I've been using Wolfram Alpha scripts regularly as I prepare conceptual physics questions. I need to know, say, the critical angle for light traveling from Lucite to water. I'm more than competent to use a scientific calculator to figure that out; however, getting up to fetch the calculator* is more trouble than it's worth. I just go to wolframalpha.com, type in "critical angle calculator," and input values. Voila.
* and not finding the calculator, and swearing mildly, and looking somewhere else, and... honestly, I've got no grounds to complain about students, Burrito Girl tells me.
In conceptual physics, I don't want students doing any plug-and-chug problems that truly require a calculator. They can find the speed of a mass dropped from rest after 3 seconds: add 10 m/s of speed each second. But they can't find the maximum height for a ball shot upwards at 4.8 m/s.
That said, by the time we get to kinematics, I *do* want my students to be able to fill in known and unknown variables in a chart, with appropriate signs. With no calculation, students can recognize that "maximum height" means final velocity equals zero; that initial velocity and acceleration must have opposite signs; and that the problem is solvable with three of the five kinematics variables.
The final skill I'd like to teach is recognizing the reasonability (or unreasonability) of the answer. We can develop a feel for how fast 4.8 m/s is -- that's a bit more than 10 mph, so we can all throw a ball much faster than that. If someone tells me that the ball will go 120 m, I know that's silly: no matter how hard I throw, I cannot get a ball to reach the top of a skyscraper. But the (correct) answer of 1.2 m is reasonable, 'cause that's a bit higher than a meterstick, and I can certainly throw higher than that.
Now, Wolfram Alpha will, in fact, spit out kinematics answers given input values, just like it spit out critical angles. But the script for kinematics is not neat and clean. Look up speed under constant acceleration on wolfram to see what I'm talking about. I can easily get to an answer, but it often takes three clicks to choose the right input format, and then much sorting through a wide variety of output formats (e.g. 480 ms and .48 s and such). That's too complicated for freshmen.

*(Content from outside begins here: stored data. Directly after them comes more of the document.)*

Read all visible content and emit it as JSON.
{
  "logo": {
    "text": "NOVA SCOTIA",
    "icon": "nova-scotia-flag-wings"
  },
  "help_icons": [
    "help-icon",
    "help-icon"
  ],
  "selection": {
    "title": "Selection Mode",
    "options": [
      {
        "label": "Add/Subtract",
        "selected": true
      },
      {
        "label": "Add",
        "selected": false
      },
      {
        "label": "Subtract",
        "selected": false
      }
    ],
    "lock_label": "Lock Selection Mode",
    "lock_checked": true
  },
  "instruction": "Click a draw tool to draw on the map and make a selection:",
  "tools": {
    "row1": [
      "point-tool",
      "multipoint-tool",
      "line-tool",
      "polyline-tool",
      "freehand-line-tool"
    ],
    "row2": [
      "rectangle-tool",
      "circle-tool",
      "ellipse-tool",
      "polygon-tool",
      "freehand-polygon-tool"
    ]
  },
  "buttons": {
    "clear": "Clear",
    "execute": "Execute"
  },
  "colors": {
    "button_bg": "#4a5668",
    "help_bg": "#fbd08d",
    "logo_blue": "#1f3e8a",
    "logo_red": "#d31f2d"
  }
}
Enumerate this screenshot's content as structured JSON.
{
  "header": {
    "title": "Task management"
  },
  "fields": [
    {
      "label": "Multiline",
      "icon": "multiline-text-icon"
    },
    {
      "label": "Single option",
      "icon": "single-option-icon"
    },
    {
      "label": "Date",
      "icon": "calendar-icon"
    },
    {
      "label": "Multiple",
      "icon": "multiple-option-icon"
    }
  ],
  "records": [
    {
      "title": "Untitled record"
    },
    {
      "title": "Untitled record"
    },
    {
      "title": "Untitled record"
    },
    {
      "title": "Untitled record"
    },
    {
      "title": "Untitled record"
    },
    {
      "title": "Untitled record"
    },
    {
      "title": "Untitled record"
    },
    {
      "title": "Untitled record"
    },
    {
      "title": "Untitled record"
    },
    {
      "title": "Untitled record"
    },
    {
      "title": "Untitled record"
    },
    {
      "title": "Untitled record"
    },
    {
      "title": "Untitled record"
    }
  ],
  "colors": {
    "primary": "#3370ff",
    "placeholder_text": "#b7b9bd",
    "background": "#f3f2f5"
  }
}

I've taught kinematics for years using a five-entry chart, always in the same order, for each problem: initial velocity, final velocity, displacement, acceleration, and time. I'd like to see a script somewhere that takes these exact inputs in this exact order, and that spits out the missing values.
Now, the simplest solution is to use the TI-83 calculator. My colleague Alex Tisch actually programmed something like this. But I've tried to move away from that evil, expensive, and complicated calculator. Among other things, I don't want to have to teach the class the five buttons to press just to enter the program. Instead, I want a simple app on a smartphone or on a computer. (I'm getting ipads for use in class this year, and here would be a great use for them. Plus most of the students have smart phones that they can use on dorm.)
Such an app cannot be that difficult to program... in fact, if you give me an Apple 2c or a TRS 80, I could still, now, create such a program.* Thing is, I don't know how this dagburn newfangled technology works. Can someone point me to such a script? Or, could someone program such a script? If you do, I will send you a can of skyline chili upon request.
GCJ
*
10 print "Nachos!";
20 goto 10
30 tell teacher computer is broken
40 wait to hit "ctl-c" until she's called three different colleagues for help
50 I never actually did this, but I had several teachers who deeply deserved it.